Таня кричит, Таня кричит, как ненормальная, и просыпается, и видит старого, поседевшего папу с широко раскрытыми глазами и бледного Ригера.
Откуда-то берётся вода, её пытаются влить в Танины губы, но она не способна пить, она всё проливает, она в ужасе смотрит на отца, она мёртвой хваткой впивается в его руки.
– Что с Антоном, папа? Что с Антоном? Его расстреляли? Его расстреляли? Его расстреляли, Господи, расстреляли, расстреляли, расстреляли…
Её укладывают силой, силой же вливают в рот воду, мочат виски, но она давится, кашляет и не слышит ничего из того, что ей говорят.
– У неё жар, Дмитрий Владимирович… Татьяна Дмитриевна, я прошу вас…
– Таня, слышишь? Успокойся, слышишь? Тише, ну, тише, что ты, что ты… Никого не расстреляли, ты меня слышишь? Ничего неизвестно. Я уверен, что всё будет в порядке. Если бы хотели расстрелять, не эвакуировали бы. Я сделаю всё, что смогу. Мы приземлимся, и я сделаю всё, чтобы узнать о нём.

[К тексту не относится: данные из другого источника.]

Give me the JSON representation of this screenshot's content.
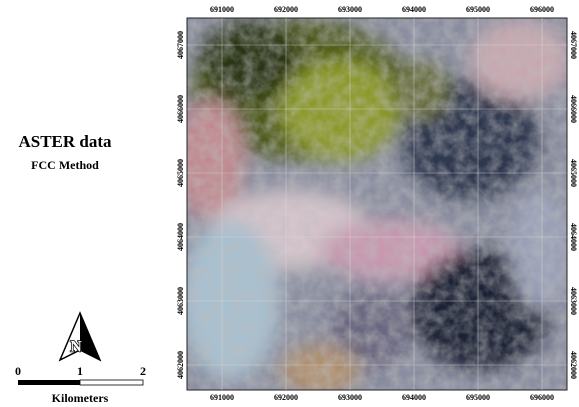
{
  "map": {
    "title": "ASTER data",
    "subtitle": "FCC Method",
    "xticks": [
      "691000",
      "692000",
      "693000",
      "694000",
      "695000",
      "696000"
    ],
    "yticks": [
      "4067000",
      "4066000",
      "4065000",
      "4064000",
      "4063000",
      "4062000"
    ],
    "north": "N",
    "scale_bar": {
      "labels": [
        "0",
        "1",
        "2"
      ],
      "unit": "Kilometers"
    }
  }
}
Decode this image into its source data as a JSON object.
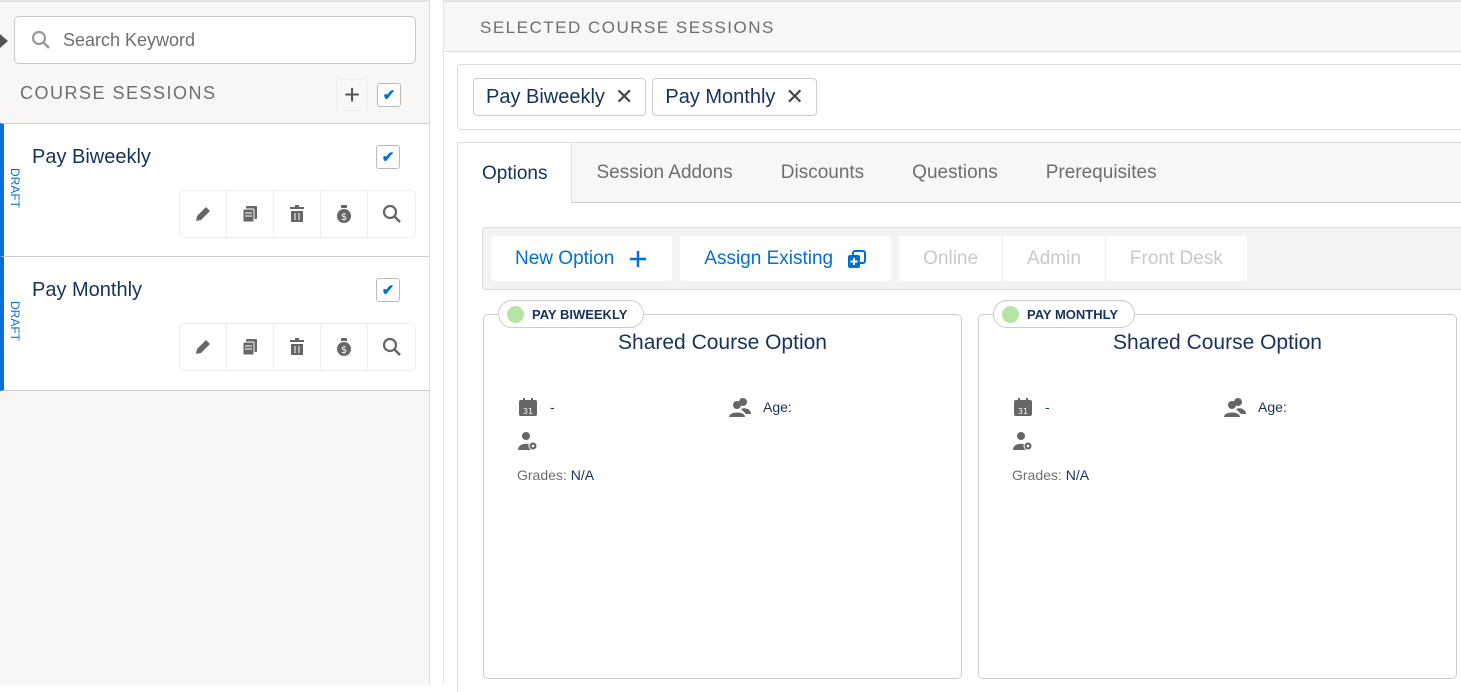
{
  "sidebar": {
    "search_placeholder": "Search Keyword",
    "section_title": "COURSE SESSIONS",
    "add_label": "+",
    "items": [
      {
        "name": "Pay Biweekly",
        "status": "DRAFT",
        "checked": true
      },
      {
        "name": "Pay Monthly",
        "status": "DRAFT",
        "checked": true
      }
    ]
  },
  "main": {
    "header": "SELECTED COURSE SESSIONS",
    "tags": [
      {
        "label": "Pay Biweekly"
      },
      {
        "label": "Pay Monthly"
      }
    ],
    "tag_remove": "✕",
    "tabs": [
      {
        "label": "Options"
      },
      {
        "label": "Session Addons"
      },
      {
        "label": "Discounts"
      },
      {
        "label": "Questions"
      },
      {
        "label": "Prerequisites"
      }
    ],
    "toolbar": {
      "new_option": "New Option",
      "assign_existing": "Assign Existing",
      "filters": [
        "Online",
        "Admin",
        "Front Desk"
      ]
    },
    "cards": [
      {
        "badge": "PAY BIWEEKLY",
        "title": "Shared Course Option",
        "date": "-",
        "age": "Age:",
        "grades_label": "Grades:",
        "grades_value": "N/A"
      },
      {
        "badge": "PAY MONTHLY",
        "title": "Shared Course Option",
        "date": "-",
        "age": "Age:",
        "grades_label": "Grades:",
        "grades_value": "N/A"
      }
    ]
  },
  "colors": {
    "accent": "#0070d2",
    "text": "#16325c",
    "status_dot": "#b7e3a4"
  }
}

Таня смотрит на папу во все глаза и шепчет, и губы её дрожат:
– Они его убьют.
– Нет.
– Они его убьют.
– Таня, нет.
Соловьёва Татьяна, лучший снайпер четвёртого мотострелкового полка, приходит в себя только спустя полчаса, почти перед самой посадкой. Уже успокоившаяся, она смотрит в крошечный иллюминатор транспортного самолёта на проплывающую землю и твердит про себя, заламывая потрескавшиеся пальцы: «Не убьют, не убьют, не убьют».
–
Это всё последние полторы
А здесь, в этом госпитале, у которого высадил их какой-то очередной папин подчинённый, узнала она когда-то о смерти Веры. Думала, что не пережить ей это слишком, слишком сильное горе. Глупая, глупая… Таня сердито смахивает с глаз слёзы и горько усмехается, вспоминая ахматовские строки. Как же там?
Показать бы тебе, насмешнице и любимице всех друзей, царскосельской весёлой грешнице, что случится с жизнью твоей… Показать бы…

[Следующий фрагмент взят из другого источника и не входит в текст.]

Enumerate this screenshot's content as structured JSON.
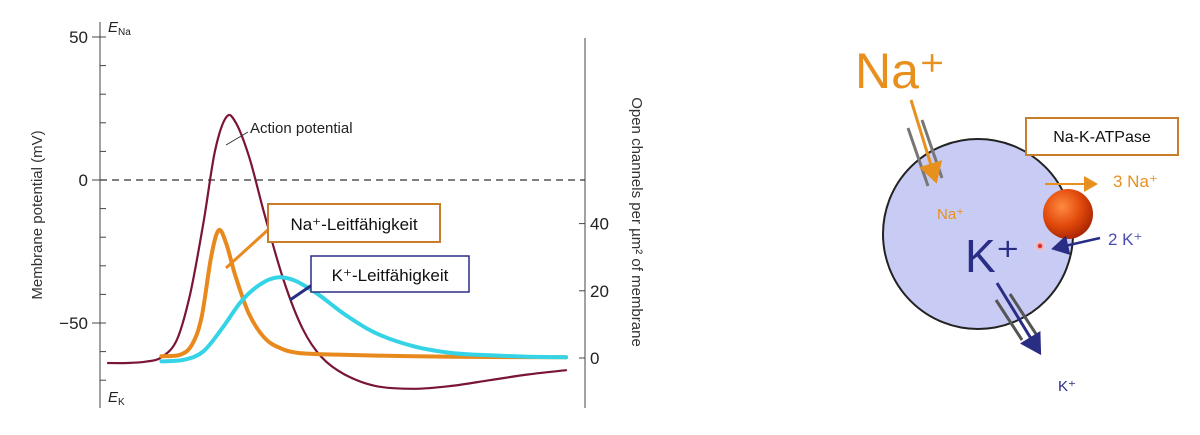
{
  "chart_data": {
    "type": "line",
    "title": "",
    "left_axis": {
      "label": "Membrane potential (mV)",
      "range": [
        -70,
        50
      ],
      "ticks": [
        {
          "value": 50,
          "label": "50"
        },
        {
          "value": 0,
          "label": "0"
        },
        {
          "value": -50,
          "label": "−50"
        }
      ],
      "ends": {
        "top_base": "E",
        "top_sub": "Na",
        "bottom_base": "E",
        "bottom_sub": "K"
      },
      "zero_line": "dashed"
    },
    "right_axis": {
      "label": "Open channels per µm² of membrane",
      "range": [
        -15,
        75
      ],
      "ticks": [
        {
          "value": 40,
          "label": "40"
        },
        {
          "value": 20,
          "label": "20"
        },
        {
          "value": 0,
          "label": "0"
        }
      ]
    },
    "series": [
      {
        "name": "Action potential",
        "color": "#7a1535",
        "axis": "left",
        "points": [
          [
            0,
            -64
          ],
          [
            0.5,
            -64
          ],
          [
            1,
            -63.5
          ],
          [
            1.4,
            -62
          ],
          [
            1.8,
            -56
          ],
          [
            2.15,
            -40
          ],
          [
            2.5,
            -15
          ],
          [
            2.8,
            10
          ],
          [
            3.1,
            22
          ],
          [
            3.35,
            20
          ],
          [
            3.7,
            8
          ],
          [
            4.1,
            -12
          ],
          [
            4.6,
            -35
          ],
          [
            5.1,
            -52
          ],
          [
            5.6,
            -62
          ],
          [
            6.2,
            -68
          ],
          [
            7,
            -72
          ],
          [
            8,
            -73
          ],
          [
            9,
            -72
          ],
          [
            10,
            -70
          ],
          [
            11,
            -68
          ],
          [
            12,
            -66.5
          ]
        ]
      },
      {
        "name": "Na⁺-Leitfähigkeit",
        "color": "#e8891e",
        "axis": "right",
        "points": [
          [
            1.4,
            0.5
          ],
          [
            1.9,
            1
          ],
          [
            2.2,
            4
          ],
          [
            2.45,
            12
          ],
          [
            2.7,
            30
          ],
          [
            2.9,
            38
          ],
          [
            3.1,
            34
          ],
          [
            3.35,
            24
          ],
          [
            3.7,
            13
          ],
          [
            4.1,
            6
          ],
          [
            4.5,
            3
          ],
          [
            5,
            1.5
          ],
          [
            6,
            1
          ],
          [
            8,
            0.5
          ],
          [
            10,
            0.3
          ],
          [
            12,
            0.2
          ]
        ]
      },
      {
        "name": "K⁺-Leitfähigkeit",
        "color": "#35d3e6",
        "axis": "right",
        "points": [
          [
            1.4,
            -1
          ],
          [
            2,
            -0.5
          ],
          [
            2.5,
            2
          ],
          [
            3,
            9
          ],
          [
            3.5,
            17
          ],
          [
            4,
            22
          ],
          [
            4.45,
            24
          ],
          [
            4.9,
            23
          ],
          [
            5.5,
            19
          ],
          [
            6.2,
            13
          ],
          [
            7,
            7.5
          ],
          [
            8,
            3.5
          ],
          [
            9,
            1.5
          ],
          [
            10,
            0.8
          ],
          [
            11,
            0.4
          ],
          [
            12,
            0.2
          ]
        ]
      }
    ],
    "annotations": [
      {
        "text": "Action potential",
        "series": 0
      },
      {
        "text": "Na⁺-Leitfähigkeit",
        "series": 1,
        "boxed": true
      },
      {
        "text": "K⁺-Leitfähigkeit",
        "series": 2,
        "boxed": true
      }
    ]
  },
  "diagram": {
    "ions": {
      "na_outside": "Na⁺",
      "na_inside": "Na⁺",
      "k_inside": "K⁺",
      "k_outside": "K⁺"
    },
    "pump": {
      "label": "Na-K-ATPase",
      "out_label": "3 Na⁺",
      "in_label": "2 K⁺"
    },
    "colors": {
      "sodium": "#e8901e",
      "potassium": "#2a2d84",
      "cell_fill": "#c8ccf4",
      "pump": "#d63200",
      "pump_box_border": "#c77d2a",
      "channel": "#777777"
    }
  }
}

И что? И показать бы… И всё равно тогда она бы, зная о десятках предстоящих смертей, так же искренне над Вериной смертью плакала, потому что это правильно, это честно, и, сколько бы смертей не было, ничья жизнь свою ценность всё равно потерять не может.
– Надевайте, Татьяна Дмитриевна, - Ригер, одетый в гражданское, стащил с плеч тяжёлую кожаную куртку и протянул ей. Папа ушёл куда-то.
– Я не мёрзну. Спасибо, - качнула головой она, поводя плечами, закутанными в ватник, и кривовато усмехнулась: - Меня заморозить теперь сложно будет.
– И всё-таки зима.
– Зима?
– Первое сегодня. Первое декабря.
Таня не успела ни подумать об этом, ни куртку Ригеру вернуть; откуда-то возник папа, подошёл размеренными, широкими шагами и легонько, но очень тепло Тане улыбнулся. Так улыбался Антон Калужный, когда Таня вернулась с того света.
– Идите внутрь.
– Лечиться?
– Таня зябко повела плечом.
– Зачем? Всё равно заберут скоро…
– Не лечиться, - папа сверкнул глазами.
– И… Не надо так говорить. Не лечиться, а чтобы комиссовали тебя. Чтобы завтра же обратно не отправили на фронт.
– Я…
– Я знаю, - резко прервал он, - что рано или поздно ты туда вернёшься. Но не сейчас. Ригер, всё на тебе. Я начну восстанавливать твои документы, Таня. Чем быстрее, тем лучше. Сообщу в училище и ещё куда следует, что ты комиссована.
– Могут и не комиссовать, - пожала плечами Таня.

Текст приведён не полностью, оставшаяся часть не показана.